Recovering from chronic conditions often leads to more happiness than the patient ever experienced before because they will be undoing harmful thoughts, they are in touch with emotions and needs, and they build new behaviours that support these and lean into the small pleasures in life, which are the big ones we come to realise over time. The patient will no longer be a ship without a sail being tossed and turned by life’s inevitable stressors. They can learn to be at the helm; they can find their sail. Life does not get easy. We get more adept at meeting it in the moment and riding the wave with choice and agency.

The good news is that after years of clinical research, we can help people heal PPD with:

  • Reassurance that the body is not damaged or diseased in PPD (those that wish Dr referrals to ensure this, contact me, there are resources in the library for this too. DO have standard tests to rule out other conditions and be under supervision if you are concerned)

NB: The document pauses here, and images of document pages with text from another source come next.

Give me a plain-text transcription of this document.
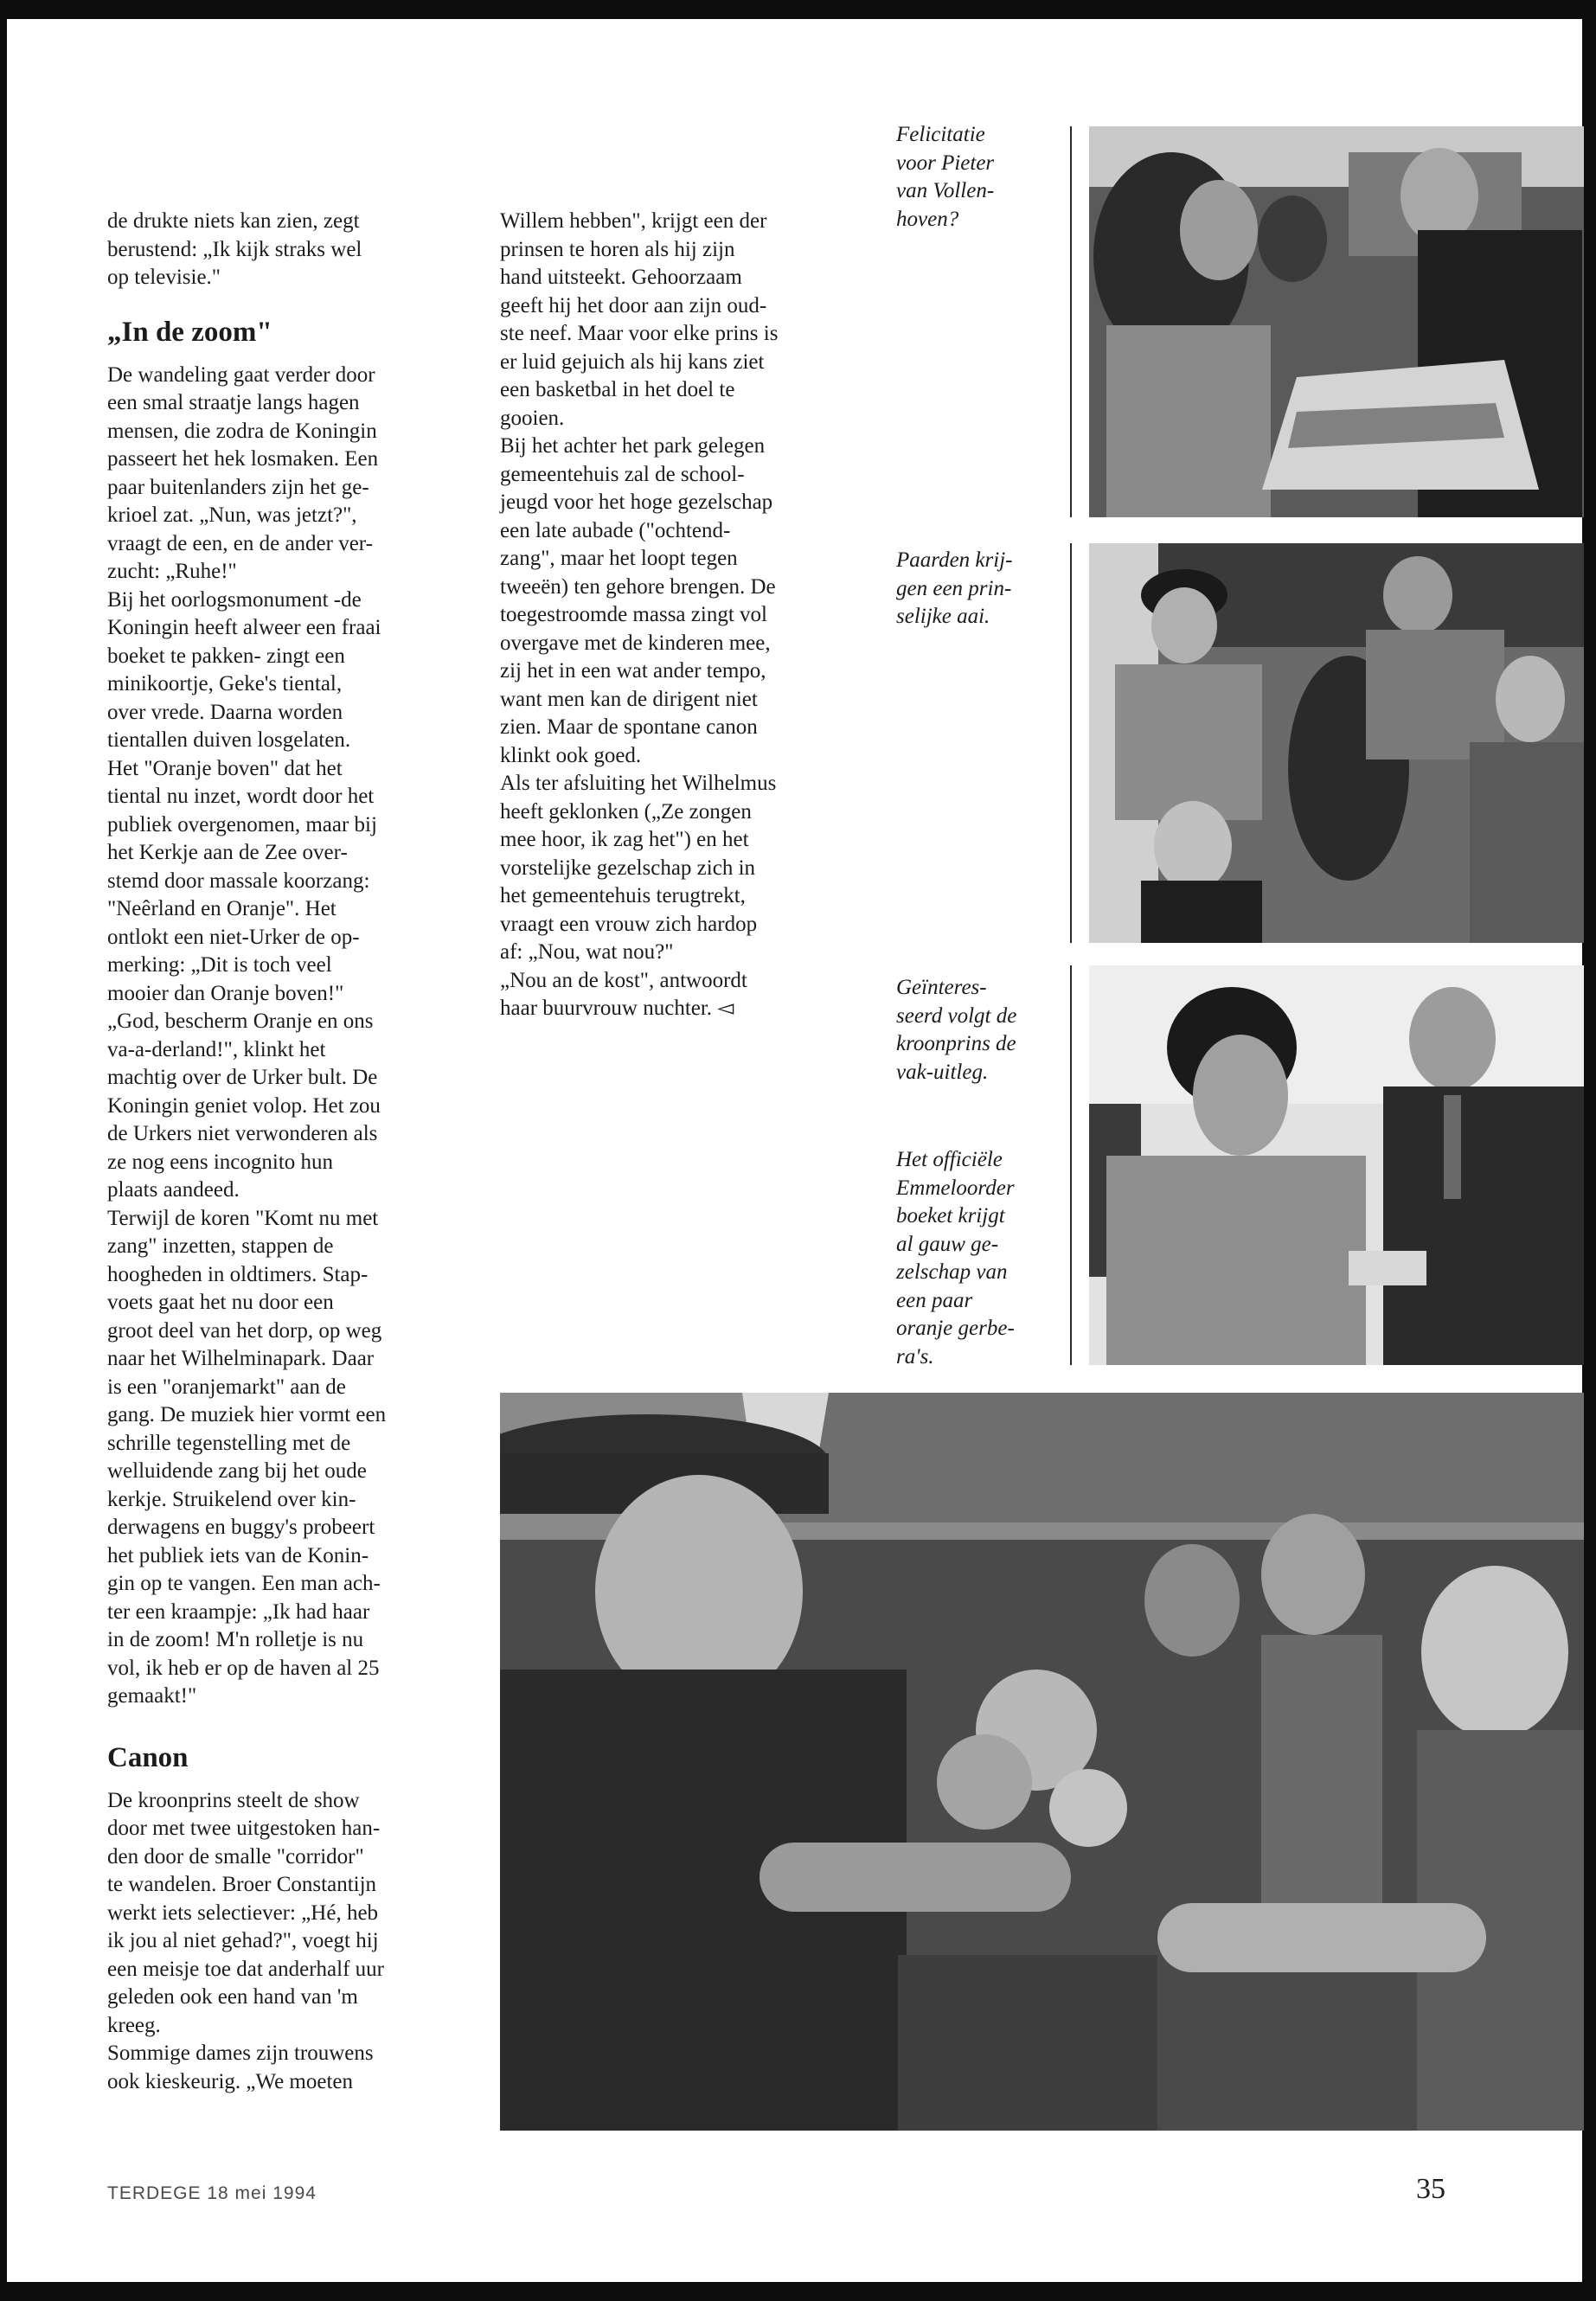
de drukte niets kan zien, zegt

berustend: „Ik kijk straks wel

op televisie."

„In de zoom"

De wandeling gaat verder door

een smal straatje langs hagen

mensen, die zodra de Koningin

passeert het hek losmaken. Een

paar buitenlanders zijn het ge-

krioel zat. „Nun, was jetzt?",

vraagt de een, en de ander ver-

zucht: „Ruhe!"

Bij het oorlogsmonument -de

Koningin heeft alweer een fraai

boeket te pakken- zingt een

minikoortje, Geke's tiental,

over vrede. Daarna worden

tientallen duiven losgelaten.

Het "Oranje boven" dat het

tiental nu inzet, wordt door het

publiek overgenomen, maar bij

het Kerkje aan de Zee over-

stemd door massale koorzang:

"Neêrland en Oranje". Het

ontlokt een niet-Urker de op-

merking: „Dit is toch veel

mooier dan Oranje boven!"

„God, bescherm Oranje en ons

va-a-derland!", klinkt het

machtig over de Urker bult. De

Koningin geniet volop. Het zou

de Urkers niet verwonderen als

ze nog eens incognito hun

plaats aandeed.

Terwijl de koren "Komt nu met

zang" inzetten, stappen de

hoogheden in oldtimers. Stap-

voets gaat het nu door een

groot deel van het dorp, op weg

naar het Wilhelminapark. Daar

is een "oranjemarkt" aan de

gang. De muziek hier vormt een

schrille tegenstelling met de

welluidende zang bij het oude

kerkje. Struikelend over kin-

derwagens en buggy's probeert

het publiek iets van de Konin-

gin op te vangen. Een man ach-

ter een kraampje: „Ik had haar

in de zoom! M'n rolletje is nu

vol, ik heb er op de haven al 25

gemaakt!"

Canon

De kroonprins steelt de show

door met twee uitgestoken han-

den door de smalle "corridor"

te wandelen. Broer Constantijn

werkt iets selectiever: „Hé, heb

ik jou al niet gehad?", voegt hij

een meisje toe dat anderhalf uur

geleden ook een hand van 'm

kreeg.

Sommige dames zijn trouwens

ook kieskeurig. „We moeten

Willem hebben", krijgt een der

prinsen te horen als hij zijn

hand uitsteekt. Gehoorzaam

geeft hij het door aan zijn oud-

ste neef. Maar voor elke prins is

er luid gejuich als hij kans ziet

een basketbal in het doel te

gooien.

Bij het achter het park gelegen

gemeentehuis zal de school-

jeugd voor het hoge gezelschap

een late aubade ("ochtend-

zang", maar het loopt tegen

tweeën) ten gehore brengen. De

toegestroomde massa zingt vol

overgave met de kinderen mee,

zij het in een wat ander tempo,

want men kan de dirigent niet

zien. Maar de spontane canon

klinkt ook goed.

Als ter afsluiting het Wilhelmus

heeft geklonken („Ze zongen

mee hoor, ik zag het") en het

vorstelijke gezelschap zich in

het gemeentehuis terugtrekt,

vraagt een vrouw zich hardop

af: „Nou, wat nou?"

„Nou an de kost", antwoordt

haar buurvrouw nuchter. ◅

Felicitatie
voor Pieter
van Vollen-
hoven?
Paarden krij-
gen een prin-
selijke aai.
Geïnteres-
seerd volgt de
kroonprins de
vak-uitleg.
Het officiële
Emmeloorder
boeket krijgt
al gauw ge-
zelschap van
een paar
oranje gerbe-
ra's.
TERDEGE 18 mei 1994	35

  • Uncovering sources of stress that might not have been fully recognized - this takes time for many people as we get mindful of HOW and WHO we are being in our daily lives, how we respond to our symptoms and to ourselves, autopilot stress responses that we need to learn to meet and support in the moment, and unmet emotions or/and needs. 
  • Learning to harness attention towards the good, gratitude, what we want more of, compassion - things that help us actually flourish. Do not constantly focus on what is ‘wrong’ - lean into what is right. 
  • Successfully finding ways to meet those stresses with new skills; re-wiring the brain towards health, Helping the body experience felt safety, developing new coping skills for life to bring stress down, expression and feeling emotion.
  • We often cannot change our current circumstances, and in those times we are asked to accept this, accept ourselves and then change what is under our influence. 
  • I believe these conditions are an emergence of deeper health, that begin as an emergency. How we go through this and grow through this will be unique for all of us, hence why fixed programs do not work for many people (myself included), because we are being asked to learn about ourselves and grow through what we are going through.